Depuis ma dernière, laquelle fut du 21e de janvier, je vous dirai que le duc de Modène [2] est parti d’ici le lundi 24e de janvier avec force pistoles pour s’en aller être notre lieutenant général en Italie. Les assemblées contre M. Arnauld [3] en Sorbonne [4] se continuent toujours, même en présence de M. le chancelier[5] touchant la question de droit, c’est-à-dire touchant la doctrine de M. Jansenius, [6] évêque d’Ypres, [7] sur la grâce suffisante ; [1][8] mais on leur ôte la liberté de parler et l’on y apporte telle violence que la plupart des jansénistes [9] se retirent, quelque chose qui en puisse arriver.

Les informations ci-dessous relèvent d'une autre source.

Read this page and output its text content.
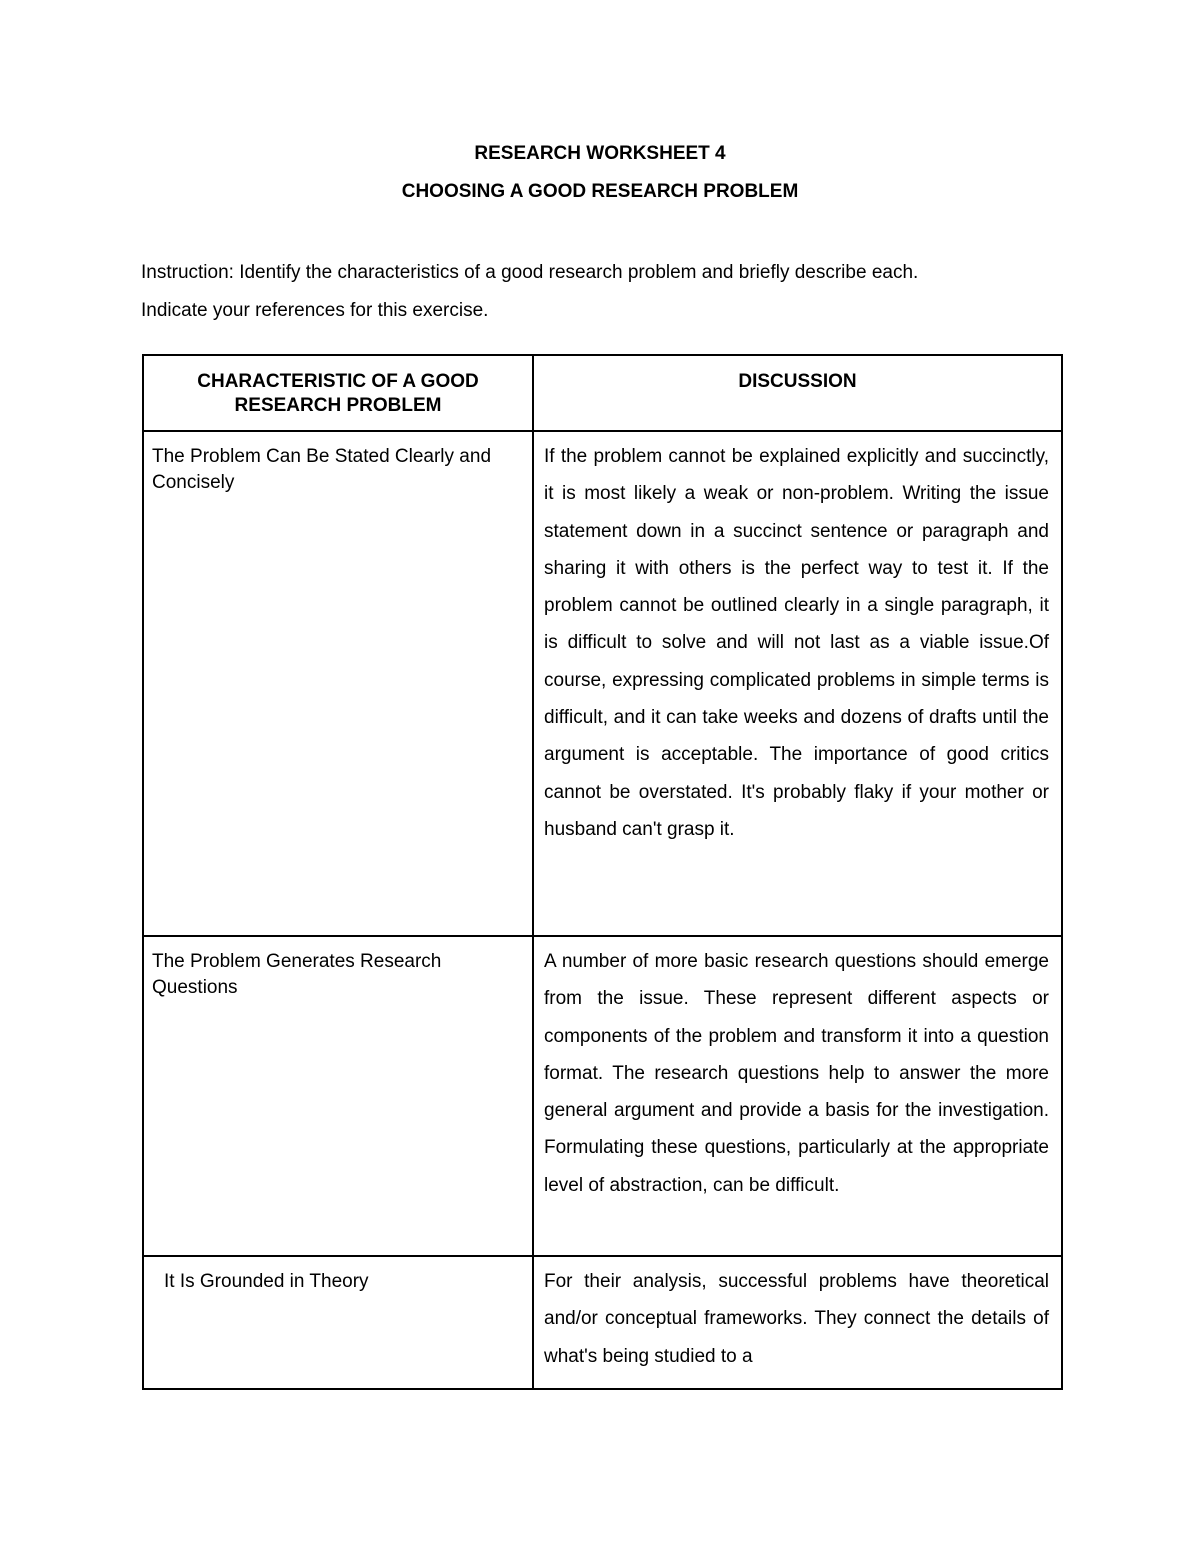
RESEARCH WORKSHEET 4
CHOOSING A GOOD RESEARCH PROBLEM

Instruction: Identify the characteristics of a good research problem and briefly describe each.

Indicate your references for this exercise.

CHARACTERISTIC OF A GOOD RESEARCH PROBLEM	DISCUSSION
The Problem Can Be Stated Clearly and Concisely	If the problem cannot be explained explicitly and succinctly, it is most likely a weak or non-problem. Writing the issue statement down in a succinct sentence or paragraph and sharing it with others is the perfect way to test it. If the problem cannot be outlined clearly in a single paragraph, it is difficult to solve and will not last as a viable issue.Of course, expressing complicated problems in simple terms is difficult, and it can take weeks and dozens of drafts until the argument is acceptable. The importance of good critics cannot be overstated. It's probably flaky if your mother or husband can't grasp it.
The Problem Generates Research Questions	A number of more basic research questions should emerge from the issue. These represent different aspects or components of the problem and transform it into a question format. The research questions help to answer the more general argument and provide a basis for the investigation. Formulating these questions, particularly at the appropriate level of abstraction, can be difficult.
It Is Grounded in Theory	For their analysis, successful problems have theoretical and/or conceptual frameworks. They connect the details of what's being studied to a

Voilà comment les gens de bien sont ici traités par les puissances quæ cælum hauserunt Aventinum, et quæ favent Loyoliticæ phalangi ; [2][10] et même, M. Arnauld leur a fait signifier une opposition par deux notaires s’opposant à tout ce qu’ils pourront faire contre lui à l’avenir, prenant ce chemin pour se garantir de tant de violences que la théologie scolastique [11] et la malice du siècle leur suggèrent. [3] Le nouvel édit de la monnaie fait ici bien du bruit, [4][12] Messieurs du Parlement se sont assemblés, où il y en a eu quelques-uns qui ont parlé bien haut et qui sont fort contre cet édit ; à cause de quoi la cour a envoyé commandement à cinq de nos conseillers de se retirer en divers lieux qui leur ont été assignés. Ce sont MM. Gaudart de Petit-Marais, [13] de Pontcarré, [14] de Villemontée, [15] de Machault, [16] et Le Cocq de Corbeville [17] qui est un fort honnête homme et bon juge ; tous les autres ont pareillement bonne réputation. [5] Aussi est-ce une certaine et bonne marque de leur vertu d’être exilés en de telles occasions. Dieu soit loué de ce qu’il y a encore d’honnêtes gens au monde et quelques restes de vertu généreuse.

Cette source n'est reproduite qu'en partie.